Pope Francis takes on global warming with grace and fortitude.  Watching video replays of the Pope’s three appearances mentioned here, one is struck by the combination of humility yet strong conviction with which he confronts global warming.  He speaks in universal, ecumenical terms of the need for all humanity to engage in fruitful dialog to limit further warming.  His position is firmly grounded in the theology of the Old and New Testaments, and on the ethics that flow from these texts.  He starts from the Old Testament blessing on humanity to prosper from our caring development of earth’s natural bounties.  He has repeatedly cautioned that this easily lapses into the unsanctioned exploitation of those resources for short term gain, profit and power.  He further bases his strong emphasis on social justice on the Golden Rule, found in both the Old and New Testaments, to do unto others as we would have them do unto us.  Failure to attend to the needs of the less fortunate clearly violates this Rule.

Other religions also support action on global warming.  A large group of American Jewish rabbis is distributing “A Rabbinic Letter on the Climate Crisis” proclaiming similar principles, and calls to action, as the Pope.  Likewise, an “Islamic Declaration on Global Climate Change” has been issued .  It is a detailed exposition of both the science underlying the global warming crisis and an exposition of the foundations in the Qur’an for preserving the natural world from exploitation, while promoting the welfare of humanity.


There are many reasons to take action to address global warming and its damages.  These include scientific, economic, political and ethical bases for reducing greenhouse gas emissions and adapting to trends already under way.

Pope Francis has brought the moral force of his position as leader of the Roman Catholic Church and, more widely, as a recognized force for justice in the world, to urge all humanity to combat warming.  He is joined in this call to action by leaders of other religions, including Judaism and Islam.

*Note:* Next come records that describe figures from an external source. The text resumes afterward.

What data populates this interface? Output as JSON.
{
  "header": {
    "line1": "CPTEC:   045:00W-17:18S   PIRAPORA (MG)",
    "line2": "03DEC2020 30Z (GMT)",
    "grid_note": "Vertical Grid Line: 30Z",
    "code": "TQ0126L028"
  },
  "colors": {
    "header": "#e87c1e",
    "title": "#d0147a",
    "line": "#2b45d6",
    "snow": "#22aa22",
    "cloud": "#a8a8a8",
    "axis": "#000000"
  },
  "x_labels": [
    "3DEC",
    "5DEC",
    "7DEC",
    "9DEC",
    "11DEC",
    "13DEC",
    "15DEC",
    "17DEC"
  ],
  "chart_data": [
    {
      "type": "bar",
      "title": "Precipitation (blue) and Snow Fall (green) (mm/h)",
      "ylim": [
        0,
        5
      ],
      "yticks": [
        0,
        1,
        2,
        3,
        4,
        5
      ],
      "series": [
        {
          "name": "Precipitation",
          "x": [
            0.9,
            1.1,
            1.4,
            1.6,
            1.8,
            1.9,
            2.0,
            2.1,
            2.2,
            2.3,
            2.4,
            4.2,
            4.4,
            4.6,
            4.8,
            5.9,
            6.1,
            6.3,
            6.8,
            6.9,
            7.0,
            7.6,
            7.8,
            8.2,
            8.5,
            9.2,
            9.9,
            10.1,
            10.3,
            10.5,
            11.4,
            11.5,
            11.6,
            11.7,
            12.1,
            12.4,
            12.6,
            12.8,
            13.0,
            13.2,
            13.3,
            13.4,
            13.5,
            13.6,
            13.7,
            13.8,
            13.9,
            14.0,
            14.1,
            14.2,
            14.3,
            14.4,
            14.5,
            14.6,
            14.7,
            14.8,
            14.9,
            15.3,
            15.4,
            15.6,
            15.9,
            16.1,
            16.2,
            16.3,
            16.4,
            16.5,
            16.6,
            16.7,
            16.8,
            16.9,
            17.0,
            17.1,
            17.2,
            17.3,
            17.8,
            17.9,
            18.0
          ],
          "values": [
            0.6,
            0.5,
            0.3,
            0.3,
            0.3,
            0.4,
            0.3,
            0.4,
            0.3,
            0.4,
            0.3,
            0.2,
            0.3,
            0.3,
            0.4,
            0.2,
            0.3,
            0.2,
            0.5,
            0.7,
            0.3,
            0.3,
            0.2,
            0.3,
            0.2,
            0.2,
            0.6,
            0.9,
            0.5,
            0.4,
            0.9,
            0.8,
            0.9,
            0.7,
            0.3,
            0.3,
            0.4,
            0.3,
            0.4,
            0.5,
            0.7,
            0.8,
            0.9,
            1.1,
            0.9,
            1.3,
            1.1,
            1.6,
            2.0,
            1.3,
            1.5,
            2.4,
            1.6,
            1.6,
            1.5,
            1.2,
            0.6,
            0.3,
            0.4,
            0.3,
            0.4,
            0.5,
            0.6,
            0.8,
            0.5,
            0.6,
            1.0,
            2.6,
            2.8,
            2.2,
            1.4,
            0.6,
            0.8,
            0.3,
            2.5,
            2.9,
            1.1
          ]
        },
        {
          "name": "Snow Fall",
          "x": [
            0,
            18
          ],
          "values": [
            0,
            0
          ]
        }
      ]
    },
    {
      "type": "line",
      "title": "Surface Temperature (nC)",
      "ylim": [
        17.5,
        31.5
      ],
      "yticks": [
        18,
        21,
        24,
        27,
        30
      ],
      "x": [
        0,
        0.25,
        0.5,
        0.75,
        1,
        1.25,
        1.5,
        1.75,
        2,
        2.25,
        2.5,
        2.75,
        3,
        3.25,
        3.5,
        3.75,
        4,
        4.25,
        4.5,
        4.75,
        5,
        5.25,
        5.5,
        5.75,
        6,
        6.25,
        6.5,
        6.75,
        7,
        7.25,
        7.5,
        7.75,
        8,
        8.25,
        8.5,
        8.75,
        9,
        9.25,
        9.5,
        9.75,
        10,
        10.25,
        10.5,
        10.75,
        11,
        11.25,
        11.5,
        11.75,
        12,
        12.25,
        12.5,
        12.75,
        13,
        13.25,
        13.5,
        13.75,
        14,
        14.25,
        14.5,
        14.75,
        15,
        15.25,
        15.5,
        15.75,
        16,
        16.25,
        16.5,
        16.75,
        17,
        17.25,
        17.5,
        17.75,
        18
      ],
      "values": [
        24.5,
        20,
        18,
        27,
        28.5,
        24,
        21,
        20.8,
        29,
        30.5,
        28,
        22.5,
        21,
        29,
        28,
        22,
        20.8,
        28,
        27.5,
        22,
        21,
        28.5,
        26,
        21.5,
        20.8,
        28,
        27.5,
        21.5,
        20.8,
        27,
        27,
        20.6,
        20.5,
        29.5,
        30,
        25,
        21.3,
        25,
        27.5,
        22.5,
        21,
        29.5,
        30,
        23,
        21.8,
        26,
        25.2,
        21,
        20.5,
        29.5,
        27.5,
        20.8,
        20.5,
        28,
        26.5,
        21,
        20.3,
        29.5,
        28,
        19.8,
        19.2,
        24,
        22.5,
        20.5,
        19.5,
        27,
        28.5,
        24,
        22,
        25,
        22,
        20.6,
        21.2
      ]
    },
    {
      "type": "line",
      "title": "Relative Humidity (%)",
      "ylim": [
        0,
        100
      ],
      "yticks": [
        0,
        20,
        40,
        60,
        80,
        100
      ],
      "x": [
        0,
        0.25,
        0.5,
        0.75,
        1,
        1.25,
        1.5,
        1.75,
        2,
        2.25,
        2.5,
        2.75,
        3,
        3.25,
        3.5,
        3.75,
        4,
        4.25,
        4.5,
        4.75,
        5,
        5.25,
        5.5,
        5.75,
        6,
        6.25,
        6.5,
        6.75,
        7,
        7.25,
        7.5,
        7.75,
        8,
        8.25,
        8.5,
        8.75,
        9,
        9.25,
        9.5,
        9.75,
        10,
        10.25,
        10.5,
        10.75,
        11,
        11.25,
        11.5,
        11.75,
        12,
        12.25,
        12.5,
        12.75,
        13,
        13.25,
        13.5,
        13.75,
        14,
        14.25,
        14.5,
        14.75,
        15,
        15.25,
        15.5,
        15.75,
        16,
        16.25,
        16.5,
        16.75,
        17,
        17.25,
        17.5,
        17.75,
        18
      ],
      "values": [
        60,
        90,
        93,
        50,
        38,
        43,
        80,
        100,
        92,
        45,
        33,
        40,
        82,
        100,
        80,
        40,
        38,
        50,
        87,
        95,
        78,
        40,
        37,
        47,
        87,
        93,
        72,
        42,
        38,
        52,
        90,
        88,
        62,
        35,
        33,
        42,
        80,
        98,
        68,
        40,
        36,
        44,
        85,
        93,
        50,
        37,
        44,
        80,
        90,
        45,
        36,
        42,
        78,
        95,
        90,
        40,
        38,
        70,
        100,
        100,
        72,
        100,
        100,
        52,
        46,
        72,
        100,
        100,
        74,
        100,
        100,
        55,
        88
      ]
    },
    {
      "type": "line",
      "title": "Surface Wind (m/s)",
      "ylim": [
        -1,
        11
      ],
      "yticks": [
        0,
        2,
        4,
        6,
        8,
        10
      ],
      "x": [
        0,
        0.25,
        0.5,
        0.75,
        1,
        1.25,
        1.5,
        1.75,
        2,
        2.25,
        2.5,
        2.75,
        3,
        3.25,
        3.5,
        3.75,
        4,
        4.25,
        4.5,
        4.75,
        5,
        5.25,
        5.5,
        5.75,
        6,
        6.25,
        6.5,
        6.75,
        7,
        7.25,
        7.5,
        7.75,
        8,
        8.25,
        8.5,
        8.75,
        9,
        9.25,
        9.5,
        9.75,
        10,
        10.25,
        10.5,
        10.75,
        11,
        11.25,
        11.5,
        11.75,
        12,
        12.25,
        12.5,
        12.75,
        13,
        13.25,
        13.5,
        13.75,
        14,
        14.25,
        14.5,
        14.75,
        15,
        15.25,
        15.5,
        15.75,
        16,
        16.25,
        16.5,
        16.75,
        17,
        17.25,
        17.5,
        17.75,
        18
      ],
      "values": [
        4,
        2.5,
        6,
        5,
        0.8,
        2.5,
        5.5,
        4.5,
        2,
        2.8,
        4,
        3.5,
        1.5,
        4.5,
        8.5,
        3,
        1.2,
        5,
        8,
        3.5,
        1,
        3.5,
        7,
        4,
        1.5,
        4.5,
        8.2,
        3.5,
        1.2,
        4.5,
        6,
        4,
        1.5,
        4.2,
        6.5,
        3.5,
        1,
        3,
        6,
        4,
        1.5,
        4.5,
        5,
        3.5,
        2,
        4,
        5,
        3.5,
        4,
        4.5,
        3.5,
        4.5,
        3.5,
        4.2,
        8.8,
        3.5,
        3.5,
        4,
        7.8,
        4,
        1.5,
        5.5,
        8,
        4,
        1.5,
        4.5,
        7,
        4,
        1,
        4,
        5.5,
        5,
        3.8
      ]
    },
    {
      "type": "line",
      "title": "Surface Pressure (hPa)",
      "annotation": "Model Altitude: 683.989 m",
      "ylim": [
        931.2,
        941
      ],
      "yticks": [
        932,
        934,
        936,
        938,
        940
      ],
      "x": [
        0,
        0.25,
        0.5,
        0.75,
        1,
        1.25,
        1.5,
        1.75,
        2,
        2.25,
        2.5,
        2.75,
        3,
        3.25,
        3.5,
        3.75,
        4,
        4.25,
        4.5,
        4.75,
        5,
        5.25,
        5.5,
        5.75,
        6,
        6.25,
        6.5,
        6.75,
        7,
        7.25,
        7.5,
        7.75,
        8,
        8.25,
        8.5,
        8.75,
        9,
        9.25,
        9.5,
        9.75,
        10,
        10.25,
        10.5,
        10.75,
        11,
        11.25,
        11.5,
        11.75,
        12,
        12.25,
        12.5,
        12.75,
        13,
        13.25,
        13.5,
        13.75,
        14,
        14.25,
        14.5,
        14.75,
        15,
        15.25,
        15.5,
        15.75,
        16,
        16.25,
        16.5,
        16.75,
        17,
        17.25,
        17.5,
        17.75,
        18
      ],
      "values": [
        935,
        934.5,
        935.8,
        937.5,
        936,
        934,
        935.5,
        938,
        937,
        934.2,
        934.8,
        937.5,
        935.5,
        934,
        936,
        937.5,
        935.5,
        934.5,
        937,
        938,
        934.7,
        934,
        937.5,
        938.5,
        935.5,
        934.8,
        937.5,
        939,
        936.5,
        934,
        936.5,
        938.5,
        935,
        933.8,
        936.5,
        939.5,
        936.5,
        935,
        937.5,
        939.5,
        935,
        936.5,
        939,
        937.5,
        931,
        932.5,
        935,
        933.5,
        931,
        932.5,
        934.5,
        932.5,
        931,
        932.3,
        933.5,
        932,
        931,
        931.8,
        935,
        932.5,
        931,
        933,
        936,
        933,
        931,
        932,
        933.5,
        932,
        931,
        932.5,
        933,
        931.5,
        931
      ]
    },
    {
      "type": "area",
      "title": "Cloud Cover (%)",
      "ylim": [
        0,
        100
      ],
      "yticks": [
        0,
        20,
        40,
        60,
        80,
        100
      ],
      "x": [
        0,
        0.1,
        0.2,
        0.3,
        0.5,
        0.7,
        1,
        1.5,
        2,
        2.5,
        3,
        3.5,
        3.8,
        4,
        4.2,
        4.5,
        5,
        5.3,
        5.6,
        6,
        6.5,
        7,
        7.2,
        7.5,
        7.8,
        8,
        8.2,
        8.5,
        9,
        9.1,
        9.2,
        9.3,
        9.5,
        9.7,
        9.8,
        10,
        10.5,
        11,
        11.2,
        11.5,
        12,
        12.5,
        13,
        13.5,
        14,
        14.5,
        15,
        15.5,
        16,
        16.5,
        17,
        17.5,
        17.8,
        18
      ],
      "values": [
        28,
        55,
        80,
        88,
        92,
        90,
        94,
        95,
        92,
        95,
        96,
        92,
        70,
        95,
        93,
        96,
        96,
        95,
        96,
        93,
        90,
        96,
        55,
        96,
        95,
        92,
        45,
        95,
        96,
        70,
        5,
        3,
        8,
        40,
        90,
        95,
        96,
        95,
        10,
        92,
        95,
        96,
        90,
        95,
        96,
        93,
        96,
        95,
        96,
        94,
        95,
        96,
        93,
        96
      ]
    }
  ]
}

All the nations of the world must coalesce around this common objective.  We must cast aside past parochial interests that have prevailed to prevent action.  The next climate negotiations, the United Nations Conference of the Parties (i.e., all the members of the U. N.), will be held in two months in Paris.  We need to work at all levels to achieve the needed agreement at this Conference to advance worldwide programs to limit emissions and promote thermal stabilization of our common home.